This article is part of Indianapolis Monthly’s The New Downtown package, which includes a guide to five hotspots, a few big city problems, and a look at what’s next for the city. For more content on navigating the new downtown, click here.
In the Cultural Trail’s early days, planners talked up a detour behind a few Mass Ave pubs as a “little pocket of Europe.” Just after the Park Avenue stoplight, the trail curls right then left, over a buried device that releases a perfume of English roses, into a quiet canyon of old brick buildings, past restaurant patios, and onto College. Enchanté, indeed.

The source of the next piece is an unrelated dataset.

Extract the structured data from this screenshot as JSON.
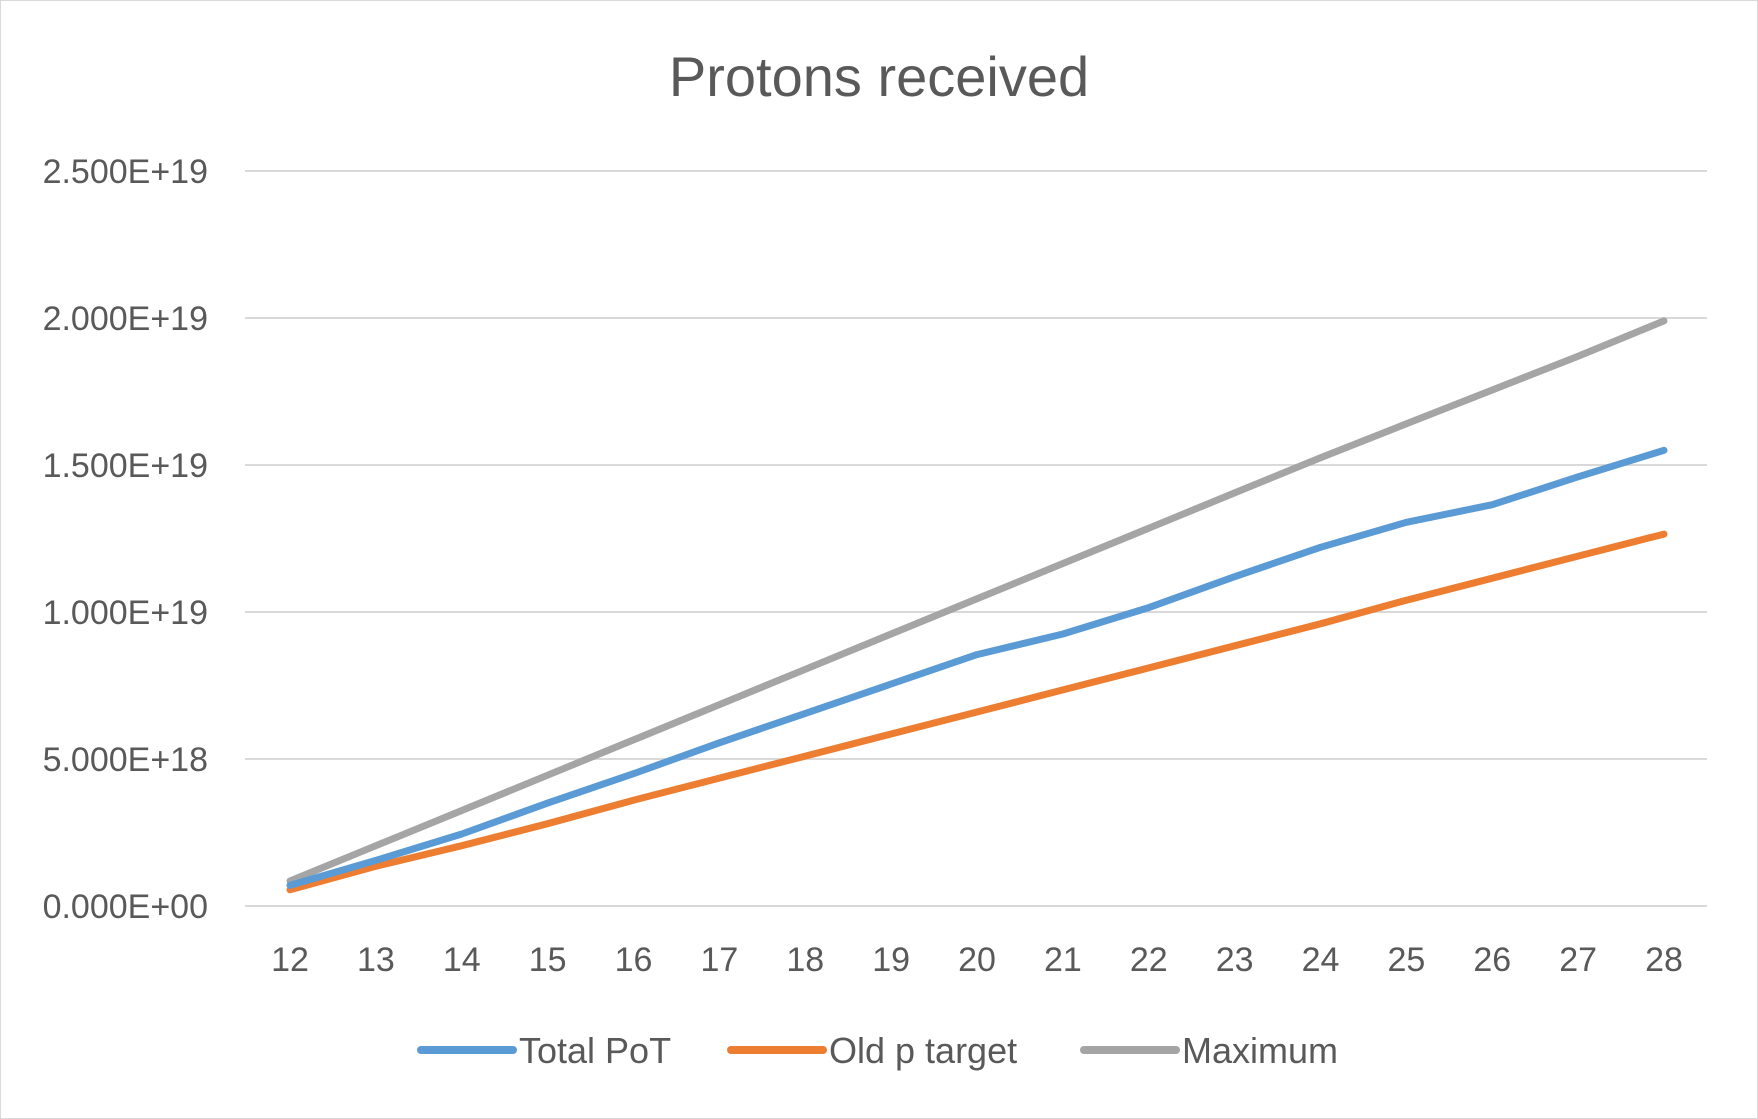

That hidden-in-plain-sight allure now extends to a trail-adjacent triangle formed by Mass Ave, College Avenue, and New York Street, plus a few adjoining blocks. For years, commuters sped through this area via College, not giving a second thought to the patchwork of warehouses and boarded-up buildings just outside historic Lockerbie. Developers did, though, realizing that Mass Ave didn’t actually offer many places to live. Under-the-radar townhomes and rentals quietly cropped up, then boom—Sun King’s tap room gave us a reason to stop, Circa apartments made a bombastic arrival onto College with its brick-and-bright-yellow facade (plus a makerspace and other scruffy-cool amenities straight out of Portlandia), and the offshooting 800 block of Mass Ave (the end where R Bistro once sat all by its lonesome) came alive. Lately, buzzworthy restaurants and bars keep luring us away from Mass Ave’s eaten path. With several in-the-works projects bound to increase the busy street’s intimacy, College Avenue is close to graduating with honors.
Who’s Moving In?
Car-Free Millennials – On an entry-level salary, it’s hard for one person to afford downtown’s standard $1,100 per month for a new one-bedroom apartment (plus extra for parking). But how can Millennials resist? To swing a pad at Circa or the forthcoming 747 College apartments at St. Clair Street, some must sacrifice a car and rely on Pacers Bikeshare, Uber, and BlueIndy.
Just Passing Through
Beer O’Clock
The microbrews are fine, and the ambitious menu surpasses pub-grub standards, but what crowds love most about St. Joseph Brewery (540 N. College Ave.) is the literally glorious setting: a renovated Catholic church.
Gym Time
Tucked away in an industrial strip, Cirque Indy (617 N. Fulton St.) offers classes in aerial silks, which feel more like a novel and challenging upper-body workout than real acrobat training. Into it? There’s also a static-trapeze session.
Friend Date
The 100-seat IndyFringe Basile Theater (719 E. St. Clair St.) always stages something inspired (and often experimental) during First Fridays. And the free Jabberwocky storytelling sessions (March 8) feel like indie Ted Talks.
Still Cool
Lockerbie
Eat – Your Instagram feed must be flooded with the hydroponic herb wall at just-opened Vida (601 E. New York St.), a fine-dining foray from Indy’s Cunningham Restaurant Group (Mesh, Bru, Union 50).
Drink – The regulars at Lockerbie Pub (631 E. Michigan St.) leave their coolness at the door, making the dive a pleasantly unpretentious place for a game of pool.
Live – Boxy and modern Lockerbie Lofts (640 E. Michigan St.) opens this spring with 215 apartments (studio, $990) and the latest urban amenity: a dog-wash room.
The Obstacle
Coca-Cola Plant
A discussed remake of this Art Deco jewel and the surrounding IPS bus lot could resurrect a dead block of College with 10,000 square feet of street-level retail. Wheels are turning, but adaptive reuse of a historic property takes a very … long … time.